Slashdot Mirror


25th Anniversary of the Sinclair ZX Spectrum

Alioth writes "Twenty five years ago today, Sinclair Research launched Britain's most popular home computer of the 1980s — the Sinclair ZX Spectrum. Costing about one third of the price of its rivals such as the Commodore 64 while having a faster CPU and a better BASIC interpreter, the machine sold well in many guises throughout the 1980s and had more than a staggering 9,000 software titles. The machine may well have done well in the US too, had Timex — the company building the machine under license in the US — not already been in financial trouble and about to fold. The machine was also extremely successful in Russia, although not for Sinclair Research — because the Russians made dozens of different clones of the machine, and did so right into the mid 1990s. The machine still has a healthy retro scene, including the development of new commercial software by Cronosoft, and new hardware such as the DivIDE, which allows a standard PC hard disc or compact flash card to be connected to the machine."

3 of 310 comments (clear)

  1. THATS NOTHING by rapiddescent · · Score: 5, Funny

    I got my spec
    trum 48k to c
    onnect to the
    internet and
    work with sla
    shdot.

    REM disconnec
    t

  2. It was popular in Eastern Europe too by gaspyy · · Score: 5, Interesting

    Living in Eastern Europe, we didn't have access to most western hardware/software.
    When I was 7, my father built a 48K Spectrum from scratch using smuggled components (the Z80 processor, the EEPROMs), parts from other computers (the case and keyboard); he made the PCB by himself as well as copying and programming the ROMs.
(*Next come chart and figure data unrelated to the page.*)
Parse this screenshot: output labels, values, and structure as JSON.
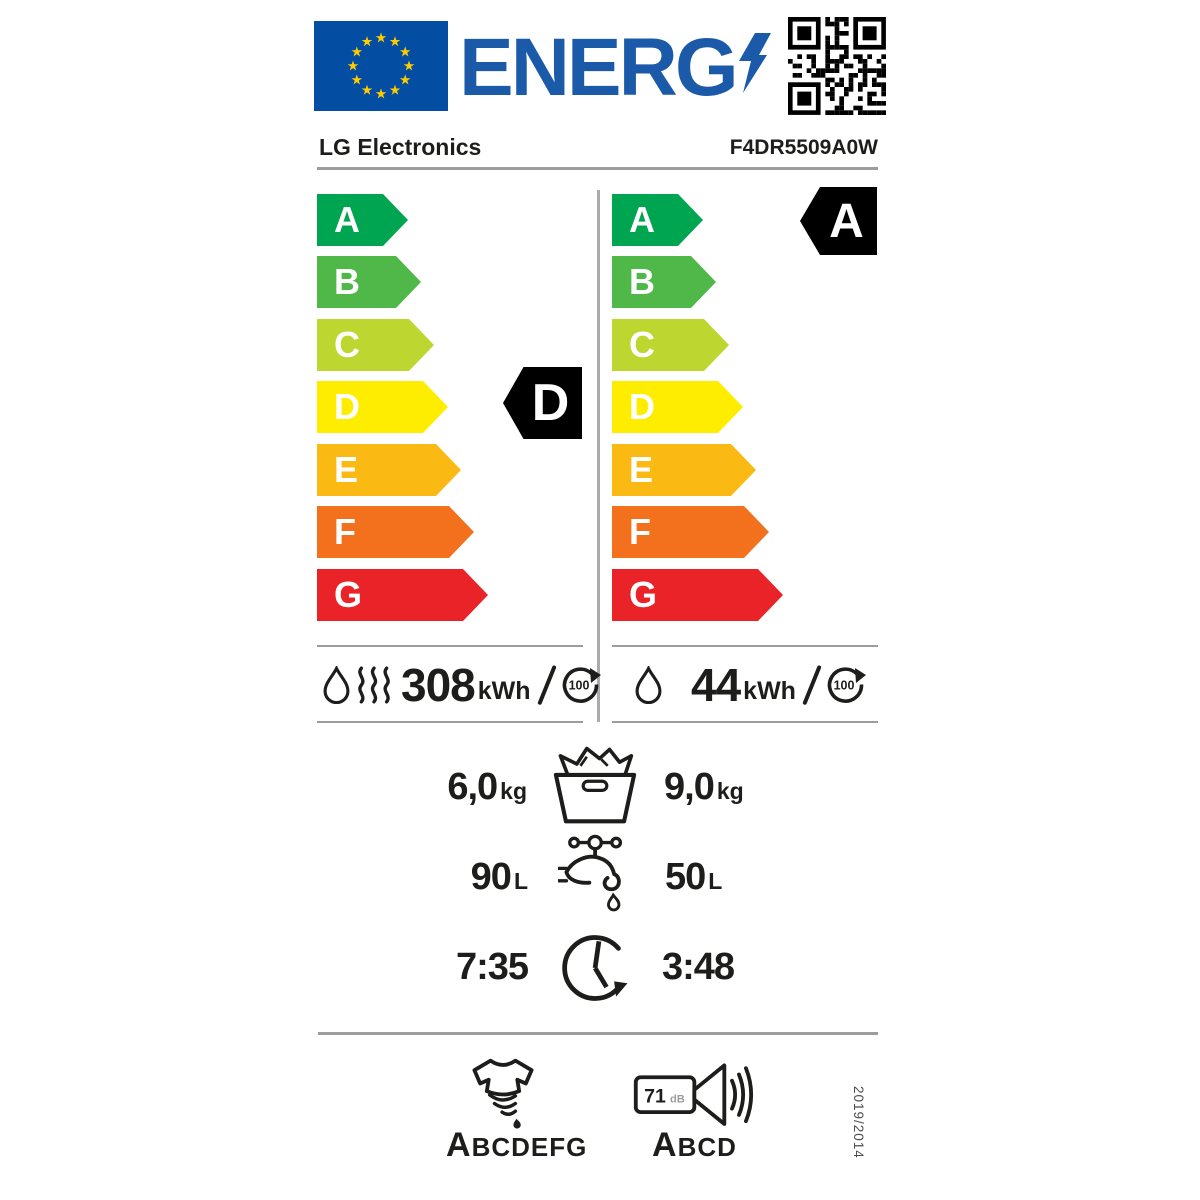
{
  "header": {
    "wordmark": "ENERG",
    "brand": "LG Electronics",
    "model": "F4DR5509A0W"
  },
  "scale": {
    "letters": [
      "A",
      "B",
      "C",
      "D",
      "E",
      "F",
      "G"
    ],
    "colors": [
      "#00a551",
      "#50b848",
      "#bed630",
      "#ffed00",
      "#fbb914",
      "#f3701d",
      "#e92328"
    ]
  },
  "complete_cycle": {
    "class": "D",
    "energy": "308",
    "energy_unit": "kWh",
    "per": "100",
    "capacity": "6,0",
    "capacity_unit": "kg",
    "water": "90",
    "water_unit": "L",
    "duration": "7:35"
  },
  "washing_cycle": {
    "class": "A",
    "energy": "44",
    "energy_unit": "kWh",
    "per": "100",
    "capacity": "9,0",
    "capacity_unit": "kg",
    "water": "50",
    "water_unit": "L",
    "duration": "3:48"
  },
  "spin": {
    "grade": "A",
    "scale_rest": "BCDEFG"
  },
  "noise": {
    "value": "71",
    "unit": "dB",
    "grade": "A",
    "scale_rest": "BCD"
  },
  "regulation": "2019/2014"
}
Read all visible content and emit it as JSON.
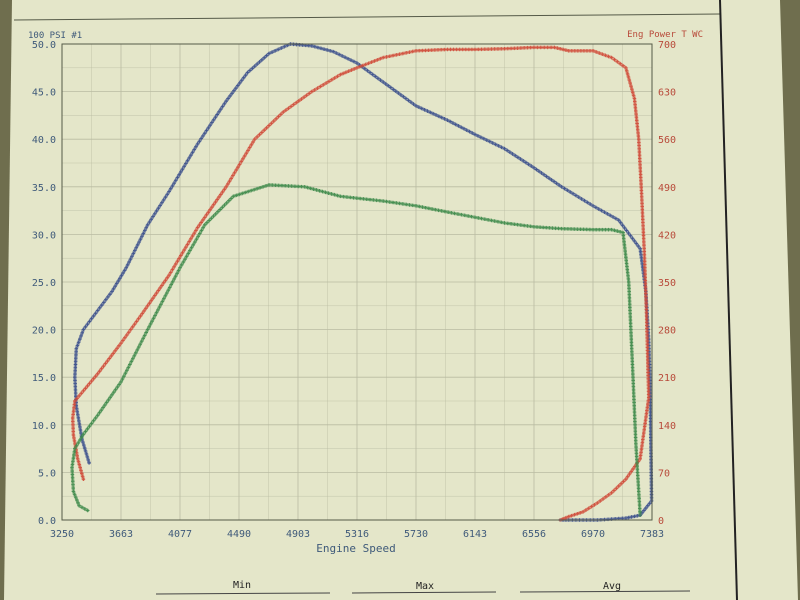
{
  "colors": {
    "paper": "#e4e6c9",
    "grid": "#b9bba2",
    "frame": "#555a48",
    "axis_text": "#3f5a7a",
    "right_axis_text": "#b84a3a",
    "series_blue": "#3a4f8c",
    "series_red": "#d04a38",
    "series_green": "#3e8a4a"
  },
  "chart_data": {
    "type": "line",
    "xlabel": "Engine Speed",
    "left_axis_title": "100 PSI #1",
    "right_axis_title": "Eng Power T WC",
    "xlim": [
      3250,
      7383
    ],
    "ylim_left": [
      0,
      50
    ],
    "ylim_right": [
      0,
      700
    ],
    "x_ticks": [
      "3250",
      "3663",
      "4077",
      "4490",
      "4903",
      "5316",
      "5730",
      "6143",
      "6556",
      "6970",
      "7383"
    ],
    "y_ticks_left": [
      "0.0",
      "5.0",
      "10.0",
      "15.0",
      "20.0",
      "25.0",
      "30.0",
      "35.0",
      "40.0",
      "45.0",
      "50.0"
    ],
    "y_ticks_right": [
      "0",
      "70",
      "140",
      "210",
      "280",
      "350",
      "420",
      "490",
      "560",
      "630",
      "700"
    ],
    "grid": true,
    "series": [
      {
        "color": "blue",
        "axis": "left",
        "x": [
          3440,
          3390,
          3350,
          3340,
          3350,
          3400,
          3500,
          3600,
          3700,
          3850,
          4000,
          4200,
          4400,
          4550,
          4700,
          4850,
          5000,
          5150,
          5316,
          5500,
          5730,
          5950,
          6143,
          6350,
          6556,
          6750,
          6970,
          7150,
          7300,
          7340,
          7360,
          7370,
          7375,
          7380,
          7300,
          7200,
          7100,
          7000,
          6900,
          6800,
          6740
        ],
        "y": [
          6.0,
          8.5,
          12.0,
          15.0,
          18.0,
          20.0,
          22.0,
          24.0,
          26.5,
          31.0,
          34.5,
          39.5,
          44.0,
          47.0,
          49.0,
          50.0,
          49.8,
          49.2,
          48.0,
          46.0,
          43.5,
          42.0,
          40.5,
          39.0,
          37.0,
          35.0,
          33.0,
          31.5,
          28.5,
          24.0,
          19.0,
          14.0,
          8.0,
          2.0,
          0.5,
          0.2,
          0.1,
          0.0,
          0.0,
          0.0,
          0.0
        ]
      },
      {
        "color": "red",
        "axis": "right",
        "x": [
          3400,
          3360,
          3330,
          3325,
          3340,
          3400,
          3500,
          3663,
          3800,
          4000,
          4200,
          4400,
          4600,
          4800,
          5000,
          5200,
          5316,
          5500,
          5730,
          5950,
          6143,
          6350,
          6556,
          6700,
          6800,
          6970,
          7100,
          7200,
          7260,
          7290,
          7310,
          7330,
          7345,
          7360,
          7300,
          7200,
          7100,
          7000,
          6900,
          6800,
          6740
        ],
        "y": [
          60,
          90,
          125,
          150,
          175,
          190,
          215,
          260,
          300,
          360,
          430,
          490,
          560,
          600,
          630,
          655,
          665,
          680,
          690,
          692,
          692,
          693,
          695,
          695,
          690,
          690,
          680,
          665,
          620,
          560,
          480,
          390,
          300,
          180,
          90,
          60,
          40,
          25,
          12,
          5,
          0
        ]
      },
      {
        "color": "green",
        "axis": "left",
        "x": [
          3430,
          3370,
          3330,
          3320,
          3340,
          3400,
          3500,
          3663,
          3850,
          4077,
          4250,
          4450,
          4700,
          4950,
          5200,
          5500,
          5730,
          6000,
          6143,
          6350,
          6556,
          6750,
          6970,
          7100,
          7180,
          7220,
          7250,
          7270,
          7290,
          7300
        ],
        "y": [
          1.0,
          1.5,
          3.0,
          5.5,
          7.5,
          9.0,
          11.0,
          14.5,
          20.0,
          26.5,
          31.0,
          34.0,
          35.2,
          35.0,
          34.0,
          33.5,
          33.0,
          32.2,
          31.8,
          31.2,
          30.8,
          30.6,
          30.5,
          30.5,
          30.2,
          25.0,
          15.0,
          8.0,
          3.0,
          0.5
        ]
      }
    ]
  },
  "footer": {
    "col1": "Min",
    "col2": "Max",
    "col3": "Avg"
  }
}
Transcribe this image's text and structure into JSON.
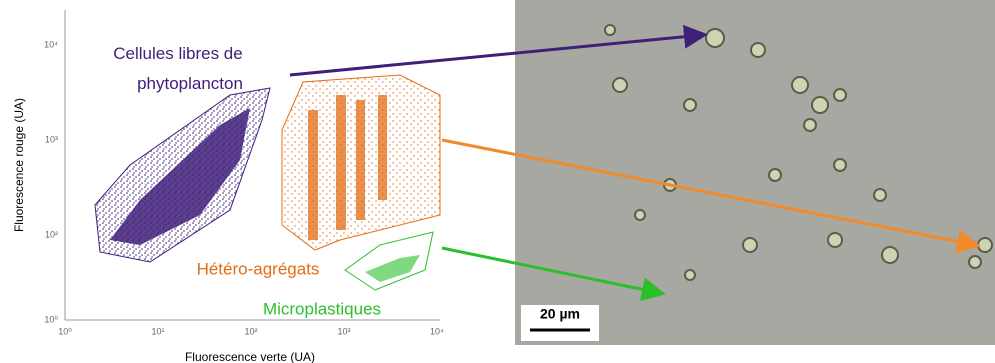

I still remember the hardware debugging sessions.

    Later we managed to make the Interface II (I think that was its name) addon board and get a floppy drive to work. It was an East-German Robotron 5.25" drive; we were using 360Kb Bulgarian floppies (sorry, can't remember the brand).

    It was a wonderful machine and it's the way I got into computers and learn assembler (Zeus ruled). At 12 I was busy cracking the games' copy protection to be able to copy them from tape to disks. Oh, btw, games had to be smuggled in too - one network used airline pilots, some of the few kind of people who could travel outside the country with ease. Don't get me started with books, it was hard even to photocopy one, as access to photocopiers was restricted.

  3. Re:Inaccurate summary by SpinyNorman · · Score: 5, Interesting

    I worked for Acorn from '79 to -'82, primarily programming (in assembler) the 6502 based BBC micro (and it's little brother the Electron), and from what I can recall the 6502 was - at same clock speed - faster than the Z80. The Z80's main advantage was being available in higher clock speeds, althogh the 6502 did I think get up to 4MHz in the end

    While the Z80 had more registers, the 6502 had "page 0" addresses that allowed offset-only access to the first 256 bytes of RAM, which in a way made up for it. The 6502 instruction set was very minimal, and in fact was the inspiration for the ARM RISC processor designed by Acorn (originall ARM = Acorn RISC Machine, later re-acronymed as Advanced RISC machine).

    The trick with getting performance out of the 6502 (or any of the early 8 bitters) was to execute as few instructions as possible - things like the BBC Basic and Acorns's ISO Pascal (I was 1/2 of the team that wrote the latter) were written in extremely hand optimized assember. You would never do JSR sub; RET - always JMP sub instead. Never do LD A, 0 (two bytes), always XOR A, A (one byte, same effect) instead. Never JMP addr, when you knew the state of the CPU flags and could do JRZ addr (jump relative on zero flag vs jump absolute) instead.

    These are only a few examples, but it was surprising how much fucntionality you could fit into a tiny space by using efficient code like this. The Acorn ISO Pascal implementation fitted into 2 16KB EPROMS, yet packed in a full ISO compliant Pascal compiler (written in Pascal, and self-compiling to an internal pseudo-code - 16KB), the pseudo-code interpreter, run-time library (floating point, heap, I/O, etc), full screen editor (in 4KB of code) with regular expression search/replace, block move etc, and a command line interpreter.. The pseudo-code interpreter, etc, comprised the other 16KB and were all written in super-tight assembler... and the interpreter had to self-relocate itself out of EPROM into RAM to be able to run the compiler since the two 16K EPROMS (1 = compiler in pseudo-code, 2 = p-code interpreter, etc) occupied the same address space in the BBC micro.

    Computing was generally a hell of a lot more fun back then, partly because it was new but also partly because of the challenge of getting stuff like this to run given the limitied CPU/memory resources. I hate to think how big a modern ISO Pascal implementation with all the extras (interpreter, library, screen editor, etc) would be - maybe a factor of 1000 times bigger (32MB vs 32K) or thereabouts?!

    Those really were the good old days, although it's also exciting what's possible given the speed/memory available today.